Mudge, a cardiologist, and Lewis' widow, Donna Harris-Lewis, were not in the courtroom when the verdict was read.
An earlier trial exonerated two doctors who consulted with Mudge, but the jury deadlocked while trying to reach a conclusion as to Mudge's liability in Lewis' 1993 death.
Mudge and his wife thanked the jury and the judge.
"We are gratified by their obvious attention to the evidence in deciding this most complex case," the Mudges said in a statement read by his lawyer, William Dailey.
Jurors were asked to decide whether Mudge provided Lewis with substandard care, and whether that negligence caused the player's death.
The judge, who presided over both trials, said there was no question in either trial that Mudge was an eminent physician and that Harris-Lewis was a loving and dedicated wife and mother.
"I hope the time has now come when everybody involved in the case can count their many blessings and move on with their lives," he said.
In the first trial, Mudge argued his ability to diagnose Lewis' condition was hindered because the player concealed a history of cocaine use. But the judge instructed this jury it should not consider whether drug use hastened Lewis' death.
Mudge and Harris-Lewis agreed to reduce to 12 the number of jurors needed for a verdict in hopes of another hung jury.

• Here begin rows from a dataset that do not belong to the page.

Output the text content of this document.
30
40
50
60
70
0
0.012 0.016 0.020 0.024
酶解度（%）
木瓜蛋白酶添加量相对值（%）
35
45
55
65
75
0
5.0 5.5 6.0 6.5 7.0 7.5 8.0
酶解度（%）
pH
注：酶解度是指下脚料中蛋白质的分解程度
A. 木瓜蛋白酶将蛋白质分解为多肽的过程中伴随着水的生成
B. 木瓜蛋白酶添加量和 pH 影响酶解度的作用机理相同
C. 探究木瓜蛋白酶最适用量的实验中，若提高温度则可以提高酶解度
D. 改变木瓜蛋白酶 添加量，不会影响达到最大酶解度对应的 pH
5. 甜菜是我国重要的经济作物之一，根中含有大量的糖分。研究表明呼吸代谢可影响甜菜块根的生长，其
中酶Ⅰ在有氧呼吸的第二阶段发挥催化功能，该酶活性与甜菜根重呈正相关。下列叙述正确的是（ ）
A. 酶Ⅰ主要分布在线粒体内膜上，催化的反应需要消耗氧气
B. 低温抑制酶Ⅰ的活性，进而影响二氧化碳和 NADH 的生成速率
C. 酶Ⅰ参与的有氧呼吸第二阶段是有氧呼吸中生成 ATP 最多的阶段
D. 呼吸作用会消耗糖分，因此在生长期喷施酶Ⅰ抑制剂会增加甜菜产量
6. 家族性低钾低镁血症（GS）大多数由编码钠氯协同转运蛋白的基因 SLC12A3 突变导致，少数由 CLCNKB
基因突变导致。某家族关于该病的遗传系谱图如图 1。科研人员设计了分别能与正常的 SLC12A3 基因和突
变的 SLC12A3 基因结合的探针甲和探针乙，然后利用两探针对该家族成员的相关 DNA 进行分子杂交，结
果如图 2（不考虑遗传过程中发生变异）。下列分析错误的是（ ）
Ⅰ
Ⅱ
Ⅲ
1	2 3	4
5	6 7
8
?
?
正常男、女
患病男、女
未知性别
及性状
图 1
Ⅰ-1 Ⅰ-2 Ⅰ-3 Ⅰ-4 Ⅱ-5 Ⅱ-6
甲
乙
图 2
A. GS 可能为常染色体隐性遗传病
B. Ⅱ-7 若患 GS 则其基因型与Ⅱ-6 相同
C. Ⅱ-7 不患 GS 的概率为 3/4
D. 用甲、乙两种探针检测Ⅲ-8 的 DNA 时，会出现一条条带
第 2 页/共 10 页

"I think everybody wanted to have this case resolved," said lawyer Neil Rossman, who called Harris-Lewis with the jury's decision. "We took our chances."
It was not immediately known if Harris-Lewis would appeal.
Lewis collapsed during an NBA playoff game, and a "dream team" of a dozen doctors diagnosed the problem as a potentially fatal heart arrhythmia. Unhappy with the diagnosis, Lewis and his wife walked out of the hospital and eventually went to Mudge.
Mudge said Lewis had a benign fainting disorder and would eventually be able to play basketball "without limitation." But on July 27, Lewis collapsed at the Celtics' practice facility and died.
"He (Mudge) didn't do anything," Rossman, the lawyer for Lewis' widow and children, Reggie Jr. and Reggieana, said during the second trial. "Every one of those days that Lewis was out there he was a dead man walking. It was just a matter of time."
Mudge contended even though he said publicly Lewis could eventually resume his NBA career, he had not ruled out a heart problem. He also cautioned Lewis to take his medication and not exert himself -- instructions his patient ignored, Mudge said.
Harris-Lewis could not immediately be reached for comment, but her lawyer said she needed some time to accept the news.
"She needs to compose herself and deal with what has happened here," Rossman said. "She'll never get over the loss of her husband, and the children will never get over the loss of their father. But she's had the opportunity to have this question answered by a jury of her peers."